- Original theatrical release poster
- Directed by: Xavier Giacometti Toby Genkel (co-director)
- Written by: Xavier Giacometti
- Starring: Diana Amft;
- Music by: Guillaume Poyet
- Production companies: Dargaud Media Wunder Werk Belvision Studios Dupuis Edition & Audiovisuel Le Lombard BAC Films Production Leonine Production Constantin Film
- Distributed by: BAC Films
- Release date: August 12, 2020; (France)
- Running time: 83 minutes
- Countries: France Germany Belgium
- Languages: English French German

= Yakari, A Spectacular Journey =

Yakari, A Spectacular Journey is a 2020 French-Belgian-German animated film directed by Xavier Giacometti. It was distributed by BAC Films.  The film is an adaptation of Yakari, the Belgian comic book series, originally written by Job and illustrated by Derib, both from Switzerland.

==Plot==
Yakari, a little Sioux Native American boy, and his faithful steed, Little Thunder, in the great prairie. Yakari has the ability to communicate with all animals, a gift that was transmitted to him by his totem, the Great Eagle.
The tribe's migration is imminent.
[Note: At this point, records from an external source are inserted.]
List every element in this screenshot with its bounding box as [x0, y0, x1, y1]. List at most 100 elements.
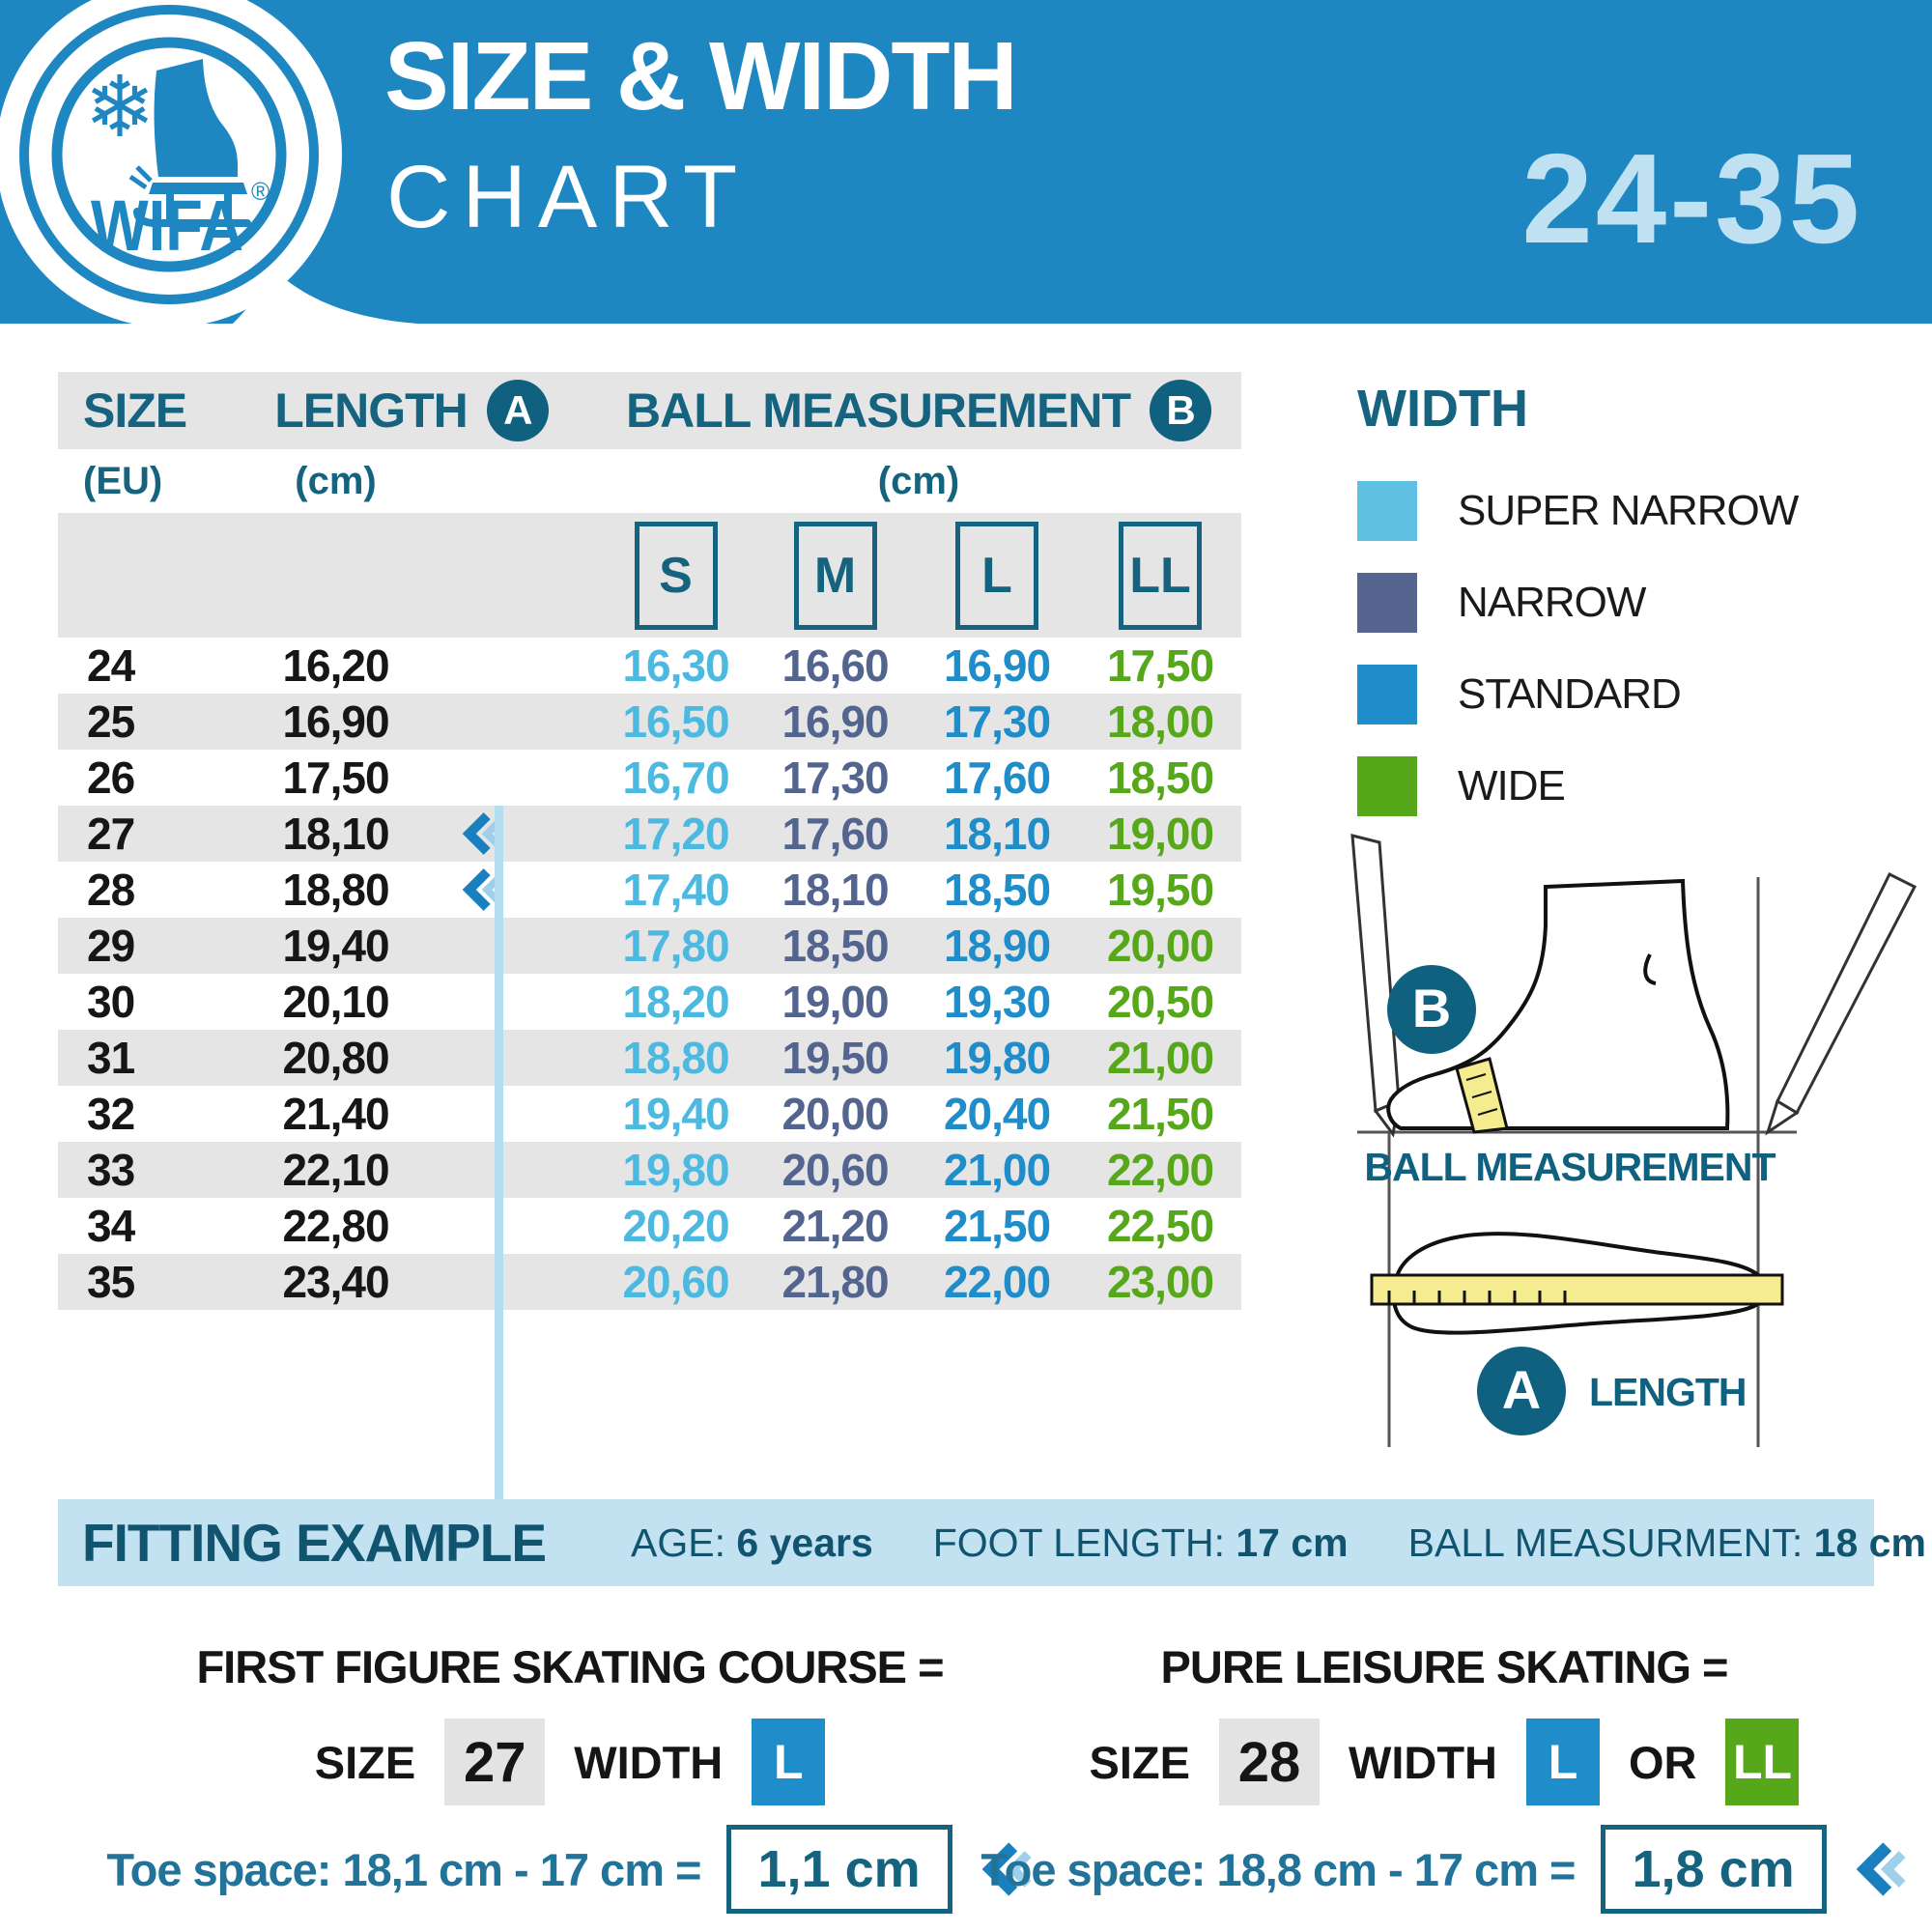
legend-label: NARROW: [1458, 579, 1646, 626]
cell-ll: 17,50: [1106, 640, 1214, 691]
unit-ball-cm: (cm): [877, 459, 960, 502]
figure-skating-toe-space: Toe space: 18,1 cm - 17 cm = 1,1 cm: [106, 1825, 1033, 1914]
cell-l: 17,60: [943, 753, 1051, 803]
registered-mark: ®: [251, 177, 270, 206]
size-table: SIZE LENGTH A BALL MEASUREMENT B (EU) (c…: [58, 372, 1241, 1310]
unit-length-cm: (cm): [295, 459, 377, 502]
cell-ll: 18,50: [1106, 753, 1214, 803]
legend-swatch-icon: [1357, 756, 1417, 816]
table-row: 25 16,90 16,50 16,90 17,30 18,00: [58, 694, 1241, 750]
cell-l: 18,10: [943, 809, 1051, 859]
page-title: SIZE & WIDTH: [384, 22, 1018, 130]
cell-size: 27: [87, 809, 135, 859]
cell-s: 20,20: [622, 1201, 729, 1251]
width-legend-title: WIDTH: [1357, 380, 1528, 438]
cell-l: 21,50: [943, 1201, 1051, 1251]
cell-length: 18,10: [282, 809, 389, 859]
pencil-left-icon: [1350, 834, 1401, 1138]
toe-space-value-box: 1,1 cm: [725, 1825, 952, 1914]
cell-l: 22,00: [943, 1257, 1051, 1307]
figure-skating-heading: FIRST FIGURE SKATING COURSE =: [196, 1641, 944, 1692]
cell-size: 28: [87, 865, 135, 915]
width-label: WIDTH: [1348, 1736, 1497, 1788]
figure-skating-example: FIRST FIGURE SKATING COURSE = SIZE 27 WI…: [106, 1640, 1032, 1914]
cell-l: 19,30: [943, 977, 1051, 1027]
cell-size: 24: [87, 640, 135, 691]
cell-ll: 22,00: [1106, 1145, 1214, 1195]
cell-l: 18,50: [943, 865, 1051, 915]
snowflake-icon: ❄: [84, 57, 156, 156]
cell-s: 16,70: [622, 753, 729, 803]
cell-m: 20,00: [781, 1089, 889, 1139]
cell-m: 17,30: [781, 753, 889, 803]
cell-ll: 20,50: [1106, 977, 1214, 1027]
fitting-age: AGE: 6 years: [631, 1520, 873, 1566]
cell-ll: 19,00: [1106, 809, 1214, 859]
width-legend-items: SUPER NARROW NARROW STANDARD WIDE: [1357, 481, 1799, 816]
table-row: 28 18,80 17,40 18,10 18,50 19,50: [58, 862, 1241, 918]
cell-s: 16,30: [622, 640, 729, 691]
legend-label: STANDARD: [1458, 670, 1682, 718]
width-box-s: S: [634, 521, 718, 630]
cell-m: 21,20: [781, 1201, 889, 1251]
size-range-label: 24-35: [1521, 128, 1862, 270]
cell-m: 19,50: [781, 1033, 889, 1083]
ball-measurement-label: BALL MEASUREMENT: [1364, 1145, 1776, 1189]
size-value-box: 28: [1218, 1719, 1320, 1805]
cell-length: 16,90: [282, 696, 389, 747]
cell-s: 18,80: [622, 1033, 729, 1083]
cell-l: 21,00: [943, 1145, 1051, 1195]
cell-size: 32: [87, 1089, 135, 1139]
fitting-example-band: FITTING EXAMPLE AGE: 6 years FOOT LENGTH…: [58, 1499, 1926, 1586]
cell-ll: 21,50: [1106, 1089, 1214, 1139]
figure-skating-selection: SIZE 27 WIDTH L: [315, 1719, 826, 1805]
cell-l: 20,40: [943, 1089, 1051, 1139]
age-value: 6 years: [736, 1520, 873, 1565]
table-units-row: (EU) (cm) (cm): [58, 449, 1241, 513]
cell-ll: 20,00: [1106, 921, 1214, 971]
table-row: 26 17,50 16,70 17,30 17,60 18,50: [58, 750, 1241, 806]
fitting-foot-length: FOOT LENGTH: 17 cm: [933, 1520, 1349, 1566]
badge-b-diagram: [1387, 965, 1476, 1054]
legend-item: NARROW: [1357, 573, 1798, 633]
skate-icon: [128, 59, 251, 227]
cell-m: 16,60: [781, 640, 889, 691]
cell-length: 20,80: [282, 1033, 389, 1083]
size-value-box: 27: [444, 1719, 546, 1805]
legend-swatch-icon: [1357, 573, 1417, 633]
cell-length: 23,40: [282, 1257, 389, 1307]
cell-m: 19,00: [781, 977, 889, 1027]
cell-l: 19,80: [943, 1033, 1051, 1083]
cell-length: 22,10: [282, 1145, 389, 1195]
cell-size: 33: [87, 1145, 135, 1195]
chevron-left-icon: [978, 1838, 1034, 1900]
foot-length-value: 17 cm: [1236, 1520, 1349, 1565]
or-label: OR: [1628, 1736, 1697, 1788]
cell-size: 34: [87, 1201, 135, 1251]
cell-length: 22,80: [282, 1201, 389, 1251]
cell-size: 29: [87, 921, 135, 971]
wifa-wordmark: WIFA: [91, 185, 243, 266]
legend-label: WIDE: [1458, 762, 1566, 810]
cell-s: 20,60: [622, 1257, 729, 1307]
table-row: 30 20,10 18,20 19,00 19,30 20,50: [58, 974, 1241, 1030]
cell-length: 16,20: [282, 640, 389, 691]
col-header-ball-label: BALL MEASUREMENT: [626, 384, 1131, 438]
width-legend: WIDTH SUPER NARROW NARROW STANDARD WIDE: [1357, 379, 1799, 848]
cell-s: 17,80: [622, 921, 729, 971]
cell-ll: 18,00: [1106, 696, 1214, 747]
cell-l: 16,90: [943, 640, 1051, 691]
width-box-ll: LL: [1119, 521, 1202, 630]
leisure-skating-selection: SIZE 28 WIDTH L OR LL: [1090, 1719, 1800, 1805]
cell-length: 18,80: [282, 865, 389, 915]
fitting-example-title: FITTING EXAMPLE: [82, 1513, 547, 1573]
cell-size: 35: [87, 1257, 135, 1307]
leisure-skating-toe-space: Toe space: 18,8 cm - 17 cm = 1,8 cm: [980, 1825, 1907, 1914]
toe-space-label: Toe space: 18,1 cm - 17 cm =: [106, 1843, 701, 1895]
leisure-skating-example: PURE LEISURE SKATING = SIZE 28 WIDTH L O…: [980, 1640, 1906, 1914]
width-box-l: L: [955, 521, 1038, 630]
cell-s: 16,50: [622, 696, 729, 747]
cell-length: 17,50: [282, 753, 389, 803]
badge-a: A: [486, 380, 549, 441]
legend-swatch-icon: [1357, 665, 1417, 724]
Yakari the little Sioux leaves the protective circle of his village and heads off into the unknown to follow the trail of Little Thunder, the legendary mustang. Yakari absolutely wants to become the friend of this little horse reputed to be untamable. On the way, Yakari will be visited by Great Eagle, his totem animal, from whom he will receive a superb feather of bravery and a fantastic gift: that of being able to speak with animals. This quest will take the little Sioux across the plains and mountains of the North American continent, passing through the territory of the terrible puma-skin hunters. But how will he find his way back to his tribe? At the end of the journey, the breath of adventure will forever seal the friendship between the bravest of papooses and the mustang faster than the wind. Inspired by the first comic book album, "Yakari et grand-Aigle", by Derib and Job, released fifty years ago, this first feature film of 2020 traces the genesis of this young timeless hero. A second feature film is in preparation, it will be released on screens in 2026.

==Cast==
- Diana Amft
- Callum Malloney (US/Irish)
- Oscar Douieb
- Alan Stanford (Irish)
- Martin Sheen (US)
- Kathleen Renish
- Tara Flynn (US/Irish)
- Hans Sigl
- Joey D'Auria (US)
- Tom Trouffier
- Paul Tylak (US/Irish)

==Production==
Development for Yakari: A Spectacular Journey was announced in June 2018 during
the Annecy International Animation Film Festival in that year, when France Televisions announced its animated film & television state with the broadcasting company announcing a feature film adaptation of the Yakari comic book series and its TV adaptation of the same name, with film directors & screenwriters Toby Genkel and Xavier Giacometti serving as directors for the film with Dargaud's animation production division Dargaud Media (whom produced the fifth season of Yakari) and Belgian film & television studio Belvision (which produced the TV series for the entire run) co-producing alongside Ordenberg-based German kids & family entertainment company WunderWerk, Reunion-based Gao Shan Pictures and France Televiisions' film unit France 3 Cinema, while BAC Films and German distribution company Universum Film would distribute the film in its home countries while its production unit BAC Film Production would co-produce alongside the latter.

===Animation===
Like the final two seasons of the TV series Yakari, the animation services was provided in-house by Dargaud Media and Dupuis Edition & Audiovisuel's fellow Angoulême-based animation production studio Ellipse Studio Angoulême and Belgian animation studio DreamWall (whom the two had handled animation services on the TV series), who handled animation production services for the feature film alongside German entertainment company Wunderwerk and Réunion-based French animation studio Gao Shan Pictures

==Reception==
The film was one of the few films released in 2020 to be a box office success.